According to Palmieri, Citibank's internal research has determined that customers who bank online use a greater number of products from the bank and are 40 percent more profitable for the bank than their off-line counterparts. But Citibank's online strategy is also notable for the product it avoids - new online customers will not be issued a checkbook, unless they specifically request one.

Given the potential lifetime value of the online-banking-only customer, it's not surprising that Citibank has offered substantial incentives for opening a new account with a $1,500 balance, such as $75 for visitors to Citibank.com, $100 cash to The New York Times online readers or a Sony DVD player for Amazon.com customers.

Citibank's technology partnership with CashEdge (New York) supports its online acquisition strategy, Palmieri says.
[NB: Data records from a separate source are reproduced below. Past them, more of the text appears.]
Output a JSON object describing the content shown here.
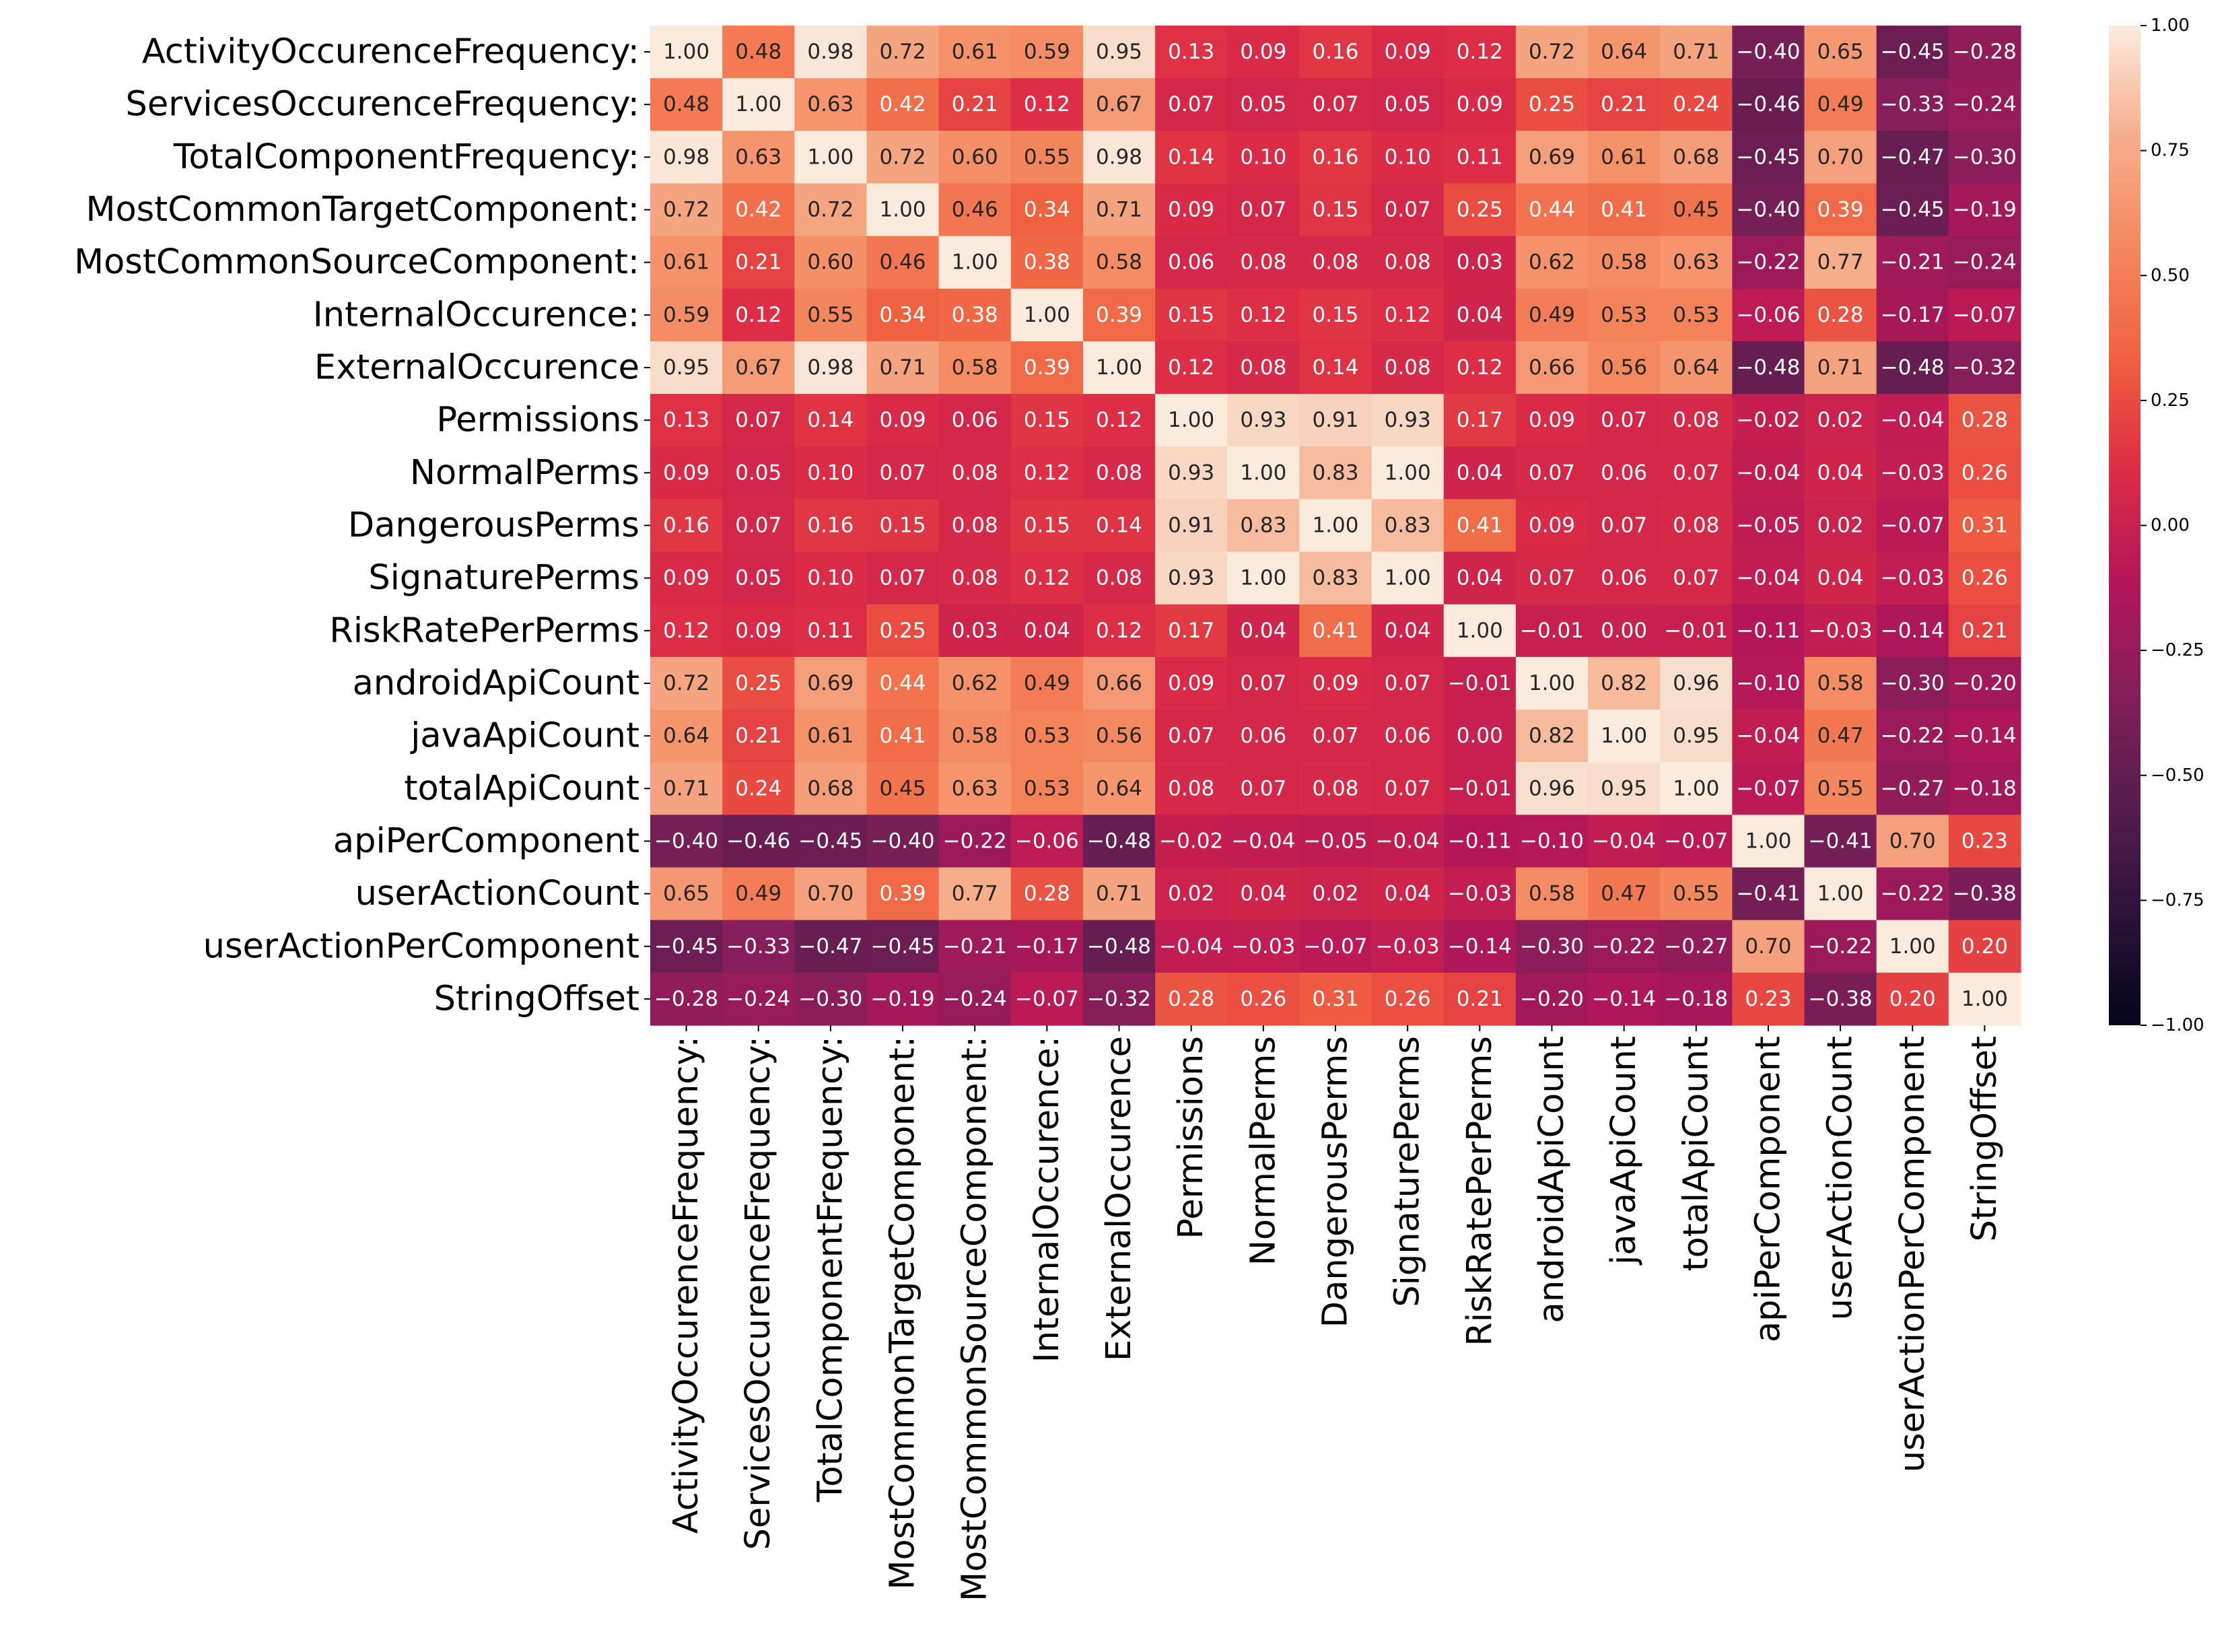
{
  "chart_data": {
    "type": "heatmap",
    "title": "",
    "xlabel": "",
    "ylabel": "",
    "row_labels": [
      "ActivityOccurenceFrequency:",
      "ServicesOccurenceFrequency:",
      "TotalComponentFrequency: ",
      "MostCommonTargetComponent: ",
      "MostCommonSourceComponent: ",
      "InternalOccurence:",
      "ExternalOccurence",
      "Permissions",
      "NormalPerms",
      "DangerousPerms",
      "SignaturePerms",
      "RiskRatePerPerms",
      "androidApiCount",
      "javaApiCount",
      "totalApiCount",
      "apiPerComponent",
      "userActionCount",
      "userActionPerComponent",
      "StringOffset"
    ],
    "col_labels": [
      "ActivityOccurenceFrequency:",
      "ServicesOccurenceFrequency:",
      "TotalComponentFrequency: ",
      "MostCommonTargetComponent: ",
      "MostCommonSourceComponent: ",
      "InternalOccurence:",
      "ExternalOccurence",
      "Permissions",
      "NormalPerms",
      "DangerousPerms",
      "SignaturePerms",
      "RiskRatePerPerms",
      "androidApiCount",
      "javaApiCount",
      "totalApiCount",
      "apiPerComponent",
      "userActionCount",
      "userActionPerComponent",
      "StringOffset"
    ],
    "values": [
      [
        1.0,
        0.48,
        0.98,
        0.72,
        0.61,
        0.59,
        0.95,
        0.13,
        0.09,
        0.16,
        0.09,
        0.12,
        0.72,
        0.64,
        0.71,
        -0.4,
        0.65,
        -0.45,
        -0.28
      ],
      [
        0.48,
        1.0,
        0.63,
        0.42,
        0.21,
        0.12,
        0.67,
        0.07,
        0.05,
        0.07,
        0.05,
        0.09,
        0.25,
        0.21,
        0.24,
        -0.46,
        0.49,
        -0.33,
        -0.24
      ],
      [
        0.98,
        0.63,
        1.0,
        0.72,
        0.6,
        0.55,
        0.98,
        0.14,
        0.1,
        0.16,
        0.1,
        0.11,
        0.69,
        0.61,
        0.68,
        -0.45,
        0.7,
        -0.47,
        -0.3
      ],
      [
        0.72,
        0.42,
        0.72,
        1.0,
        0.46,
        0.34,
        0.71,
        0.09,
        0.07,
        0.15,
        0.07,
        0.25,
        0.44,
        0.41,
        0.45,
        -0.4,
        0.39,
        -0.45,
        -0.19
      ],
      [
        0.61,
        0.21,
        0.6,
        0.46,
        1.0,
        0.38,
        0.58,
        0.06,
        0.08,
        0.08,
        0.08,
        0.03,
        0.62,
        0.58,
        0.63,
        -0.22,
        0.77,
        -0.21,
        -0.24
      ],
      [
        0.59,
        0.12,
        0.55,
        0.34,
        0.38,
        1.0,
        0.39,
        0.15,
        0.12,
        0.15,
        0.12,
        0.04,
        0.49,
        0.53,
        0.53,
        -0.06,
        0.28,
        -0.17,
        -0.07
      ],
      [
        0.95,
        0.67,
        0.98,
        0.71,
        0.58,
        0.39,
        1.0,
        0.12,
        0.08,
        0.14,
        0.08,
        0.12,
        0.66,
        0.56,
        0.64,
        -0.48,
        0.71,
        -0.48,
        -0.32
      ],
      [
        0.13,
        0.07,
        0.14,
        0.09,
        0.06,
        0.15,
        0.12,
        1.0,
        0.93,
        0.91,
        0.93,
        0.17,
        0.09,
        0.07,
        0.08,
        -0.02,
        0.02,
        -0.04,
        0.28
      ],
      [
        0.09,
        0.05,
        0.1,
        0.07,
        0.08,
        0.12,
        0.08,
        0.93,
        1.0,
        0.83,
        1.0,
        0.04,
        0.07,
        0.06,
        0.07,
        -0.04,
        0.04,
        -0.03,
        0.26
      ],
      [
        0.16,
        0.07,
        0.16,
        0.15,
        0.08,
        0.15,
        0.14,
        0.91,
        0.83,
        1.0,
        0.83,
        0.41,
        0.09,
        0.07,
        0.08,
        -0.05,
        0.02,
        -0.07,
        0.31
      ],
      [
        0.09,
        0.05,
        0.1,
        0.07,
        0.08,
        0.12,
        0.08,
        0.93,
        1.0,
        0.83,
        1.0,
        0.04,
        0.07,
        0.06,
        0.07,
        -0.04,
        0.04,
        -0.03,
        0.26
      ],
      [
        0.12,
        0.09,
        0.11,
        0.25,
        0.03,
        0.04,
        0.12,
        0.17,
        0.04,
        0.41,
        0.04,
        1.0,
        -0.01,
        -0.0,
        -0.01,
        -0.11,
        -0.03,
        -0.14,
        0.21
      ],
      [
        0.72,
        0.25,
        0.69,
        0.44,
        0.62,
        0.49,
        0.66,
        0.09,
        0.07,
        0.09,
        0.07,
        -0.01,
        1.0,
        0.82,
        0.96,
        -0.1,
        0.58,
        -0.3,
        -0.2
      ],
      [
        0.64,
        0.21,
        0.61,
        0.41,
        0.58,
        0.53,
        0.56,
        0.07,
        0.06,
        0.07,
        0.06,
        -0.0,
        0.82,
        1.0,
        0.95,
        -0.04,
        0.47,
        -0.22,
        -0.14
      ],
      [
        0.71,
        0.24,
        0.68,
        0.45,
        0.63,
        0.53,
        0.64,
        0.08,
        0.07,
        0.08,
        0.07,
        -0.01,
        0.96,
        0.95,
        1.0,
        -0.07,
        0.55,
        -0.27,
        -0.18
      ],
      [
        -0.4,
        -0.46,
        -0.45,
        -0.4,
        -0.22,
        -0.06,
        -0.48,
        -0.02,
        -0.04,
        -0.05,
        -0.04,
        -0.11,
        -0.1,
        -0.04,
        -0.07,
        1.0,
        -0.41,
        0.7,
        0.23
      ],
      [
        0.65,
        0.49,
        0.7,
        0.39,
        0.77,
        0.28,
        0.71,
        0.02,
        0.04,
        0.02,
        0.04,
        -0.03,
        0.58,
        0.47,
        0.55,
        -0.41,
        1.0,
        -0.22,
        -0.38
      ],
      [
        -0.45,
        -0.33,
        -0.47,
        -0.45,
        -0.21,
        -0.17,
        -0.48,
        -0.04,
        -0.03,
        -0.07,
        -0.03,
        -0.14,
        -0.3,
        -0.22,
        -0.27,
        0.7,
        -0.22,
        1.0,
        0.2
      ],
      [
        -0.28,
        -0.24,
        -0.3,
        -0.19,
        -0.24,
        -0.07,
        -0.32,
        0.28,
        0.26,
        0.31,
        0.26,
        0.21,
        -0.2,
        -0.14,
        -0.18,
        0.23,
        -0.38,
        0.2,
        1.0
      ]
    ],
    "value_format": "2 decimals, minus sign rendered as −",
    "vmin": -1.0,
    "vmax": 1.0,
    "colormap": "rocket",
    "colorbar_ticks": [
      1.0,
      0.75,
      0.5,
      0.25,
      0.0,
      -0.25,
      -0.5,
      -0.75,
      -1.0
    ],
    "colorbar_tick_labels": [
      "1.00",
      "0.75",
      "0.50",
      "0.25",
      "0.00",
      "−0.25",
      "−0.50",
      "−0.75",
      "−1.00"
    ],
    "colormap_stops": [
      "#03051a",
      "#2b1339",
      "#571d4e",
      "#841e5a",
      "#b41658",
      "#dd2c45",
      "#f0603f",
      "#f4875e",
      "#f6ae8c",
      "#faebdd"
    ]
  }
}
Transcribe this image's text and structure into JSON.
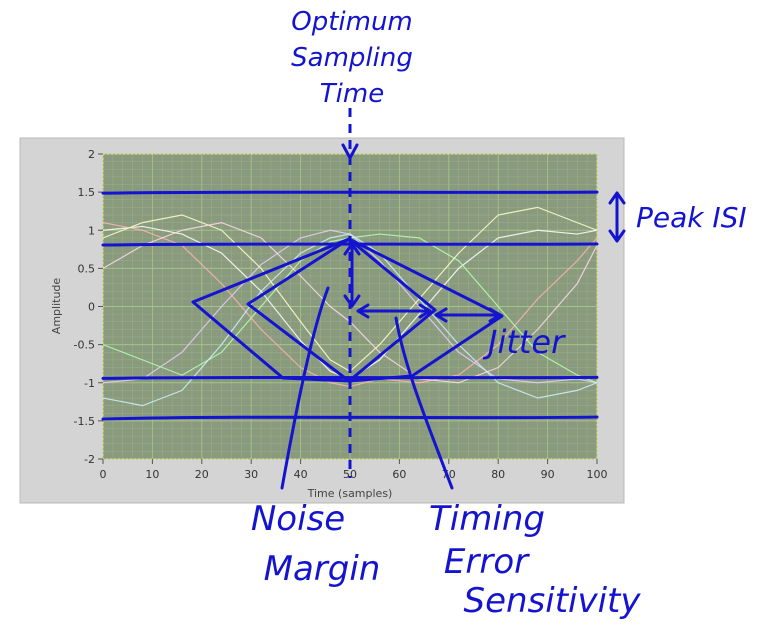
{
  "chart_data": {
    "type": "line",
    "xlabel": "Time (samples)",
    "ylabel": "Amplitude",
    "xlim": [
      0,
      100
    ],
    "ylim": [
      -2,
      2
    ],
    "x_ticks": [
      0,
      10,
      20,
      30,
      40,
      50,
      60,
      70,
      80,
      90,
      100
    ],
    "y_ticks": [
      2,
      1.5,
      1,
      0.5,
      0,
      -0.5,
      -1,
      -1.5,
      -2
    ],
    "grid": true,
    "series_note": "",
    "series": [
      {
        "color": "#ffffff",
        "x": [
          0,
          8,
          16,
          24,
          32,
          40,
          46,
          50,
          56,
          64,
          72,
          80,
          88,
          96,
          100
        ],
        "y": [
          1.0,
          1.05,
          0.95,
          0.7,
          0.2,
          -0.45,
          -0.85,
          -0.95,
          -0.7,
          -0.1,
          0.5,
          0.9,
          1.0,
          0.95,
          1.0
        ]
      },
      {
        "color": "#e6ccff",
        "x": [
          0,
          8,
          16,
          24,
          32,
          40,
          46,
          50,
          56,
          64,
          72,
          80,
          88,
          96,
          100
        ],
        "y": [
          -1.0,
          -0.95,
          -0.6,
          0.0,
          0.55,
          0.9,
          1.0,
          0.95,
          0.6,
          0.0,
          -0.6,
          -0.95,
          -1.0,
          -0.95,
          -1.0
        ]
      },
      {
        "color": "#ffb3b3",
        "x": [
          0,
          8,
          16,
          24,
          32,
          40,
          46,
          50,
          56,
          64,
          72,
          80,
          88,
          96,
          100
        ],
        "y": [
          1.1,
          1.0,
          0.8,
          0.3,
          -0.3,
          -0.8,
          -1.0,
          -1.05,
          -0.95,
          -1.0,
          -0.9,
          -0.5,
          0.1,
          0.6,
          0.9
        ]
      },
      {
        "color": "#b3ffb3",
        "x": [
          0,
          8,
          16,
          24,
          32,
          40,
          46,
          50,
          56,
          64,
          72,
          80,
          88,
          96,
          100
        ],
        "y": [
          -0.5,
          -0.7,
          -0.9,
          -0.6,
          0.0,
          0.6,
          0.85,
          0.9,
          0.95,
          0.9,
          0.6,
          0.0,
          -0.6,
          -0.9,
          -1.0
        ]
      },
      {
        "color": "#ffffcc",
        "x": [
          0,
          8,
          16,
          24,
          32,
          40,
          46,
          50,
          56,
          64,
          72,
          80,
          88,
          96,
          100
        ],
        "y": [
          0.9,
          1.1,
          1.2,
          1.0,
          0.5,
          -0.2,
          -0.7,
          -0.85,
          -0.5,
          0.1,
          0.7,
          1.2,
          1.3,
          1.1,
          1.0
        ]
      },
      {
        "color": "#ccf2ff",
        "x": [
          0,
          8,
          16,
          24,
          32,
          40,
          46,
          50,
          56,
          64,
          72,
          80,
          88,
          96,
          100
        ],
        "y": [
          -1.2,
          -1.3,
          -1.1,
          -0.5,
          0.2,
          0.7,
          0.9,
          0.95,
          0.7,
          0.1,
          -0.5,
          -1.0,
          -1.2,
          -1.1,
          -1.0
        ]
      },
      {
        "color": "#ffd9f0",
        "x": [
          0,
          8,
          16,
          24,
          32,
          40,
          46,
          50,
          56,
          64,
          72,
          80,
          88,
          96,
          100
        ],
        "y": [
          0.5,
          0.8,
          1.0,
          1.1,
          0.9,
          0.4,
          0.0,
          -0.2,
          -0.6,
          -0.95,
          -1.0,
          -0.8,
          -0.3,
          0.3,
          0.8
        ]
      }
    ],
    "annotations": {
      "optimum": [
        "Optimum",
        "Sampling",
        "Time"
      ],
      "peak_isi": "Peak ISI",
      "jitter": "Jitter",
      "noise": [
        "Noise",
        "Margin"
      ],
      "timing": [
        "Timing",
        "Error",
        "Sensitivity"
      ]
    },
    "annotation_lines": {
      "upper_envelope_y": 1.5,
      "upper_eye_y": 0.82,
      "lower_eye_y": -0.93,
      "lower_envelope_y": -1.45,
      "sampling_time_x": 50
    }
  },
  "colors": {
    "plot_bg": "#8a9a7e",
    "grid": "#a6c98a",
    "frame": "#d4d4d4",
    "ink": "#1414d0"
  }
}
CashEdge helps Citibank initiate account-to-account balance transfers. That's useful for customers who maintain accounts elsewhere for occasional use, but who nevertheless wish to use Citibank for their main checking account. The funds-transfer capability also helps to speed up the online account-opening process, which now takes minutes rather than weeks, Palmieri notes. Citibank now conducts the entire identity verification process online, also with the help of technology from CashEdge, she adds. Once verified, the customer is prompted to transfer funds using the account-to-account tool and, the following day, it's an active account.

About three days later, the new customer receives a welcome kit in the mail, including a working ATM/debit card. That's a big improvement over the prior process, still used by many banks, in which the initial mailing contained merely an application form and a request for a paper check for funding. "It makes life so much more easy for the consumer," says Palmieri. "They're more willing to complete the application, so we get higher completion rates."

Likewise, the bank doesn't have to follow up with paper documents, Palmieri continues, nor does it have to wait in the hope that customers will reply. Also, the quicker sign-up leads to higher customer satisfaction and better word-of-mouth, she explains.

According to Palmieri, customer churn has been minimal so far. "It's not so much churn as what we call 'gaming' - coming to us just for the offer, opening the account and then shutting it," Palmieri says. "We monitor that very closely, and we're not finding it to be at levels that we would consider in any way excessive."

Even though the cash incentives are reminiscent of the long-distance telecom wars of the early '90s, there's a big difference between interstate dialing and e-banking, Palmieri notes, in that most people haven't yet tried the latter. "Once they pay a couple of bills online, they're hooked," she says.

Sign Me Up!

Identity verification during account-opening takes advantage of whatever information can be gleaned over the Web, from credit reports and by combing through the bank's existing records. Furthermore, Citibank and CashEdge have deployed a question-and-answer dialogue to ask "out-of-wallet questions" that an identity thief would be unlikely to know, such as the exact amount of a monthly mortgage payment.

"We're taking that to even higher levels of sophistication towards the end of the year, where the questions we ask you will be even more obscure, such as, 'Which of these addresses are familiar to you?'" says Palmieri. "It may have been some place you lived 20 years ago." Additionally, in order to throw off even the most sophisticated identity thieves, some of the questions are designed to have a "none of the above" answer, she adds.

By the end of the year, Citibank intends to provide its new online customers with an ATM/debit card number and PIN immediately following account registration, so as to allow the customer to sign in and start conducting business immediately.

CashEdge will also provide similar capabilities for some of its other customers. "We have a number of smaller regional banks and credit unions with whom we're in the process of implementing [the capability] as well," says Sanjeev Dheer, chief executive officer of CashEdge. "In some of those cases, we're actually integrating it directly with the core processor, so that you get that straight-through processing effect, so to speak."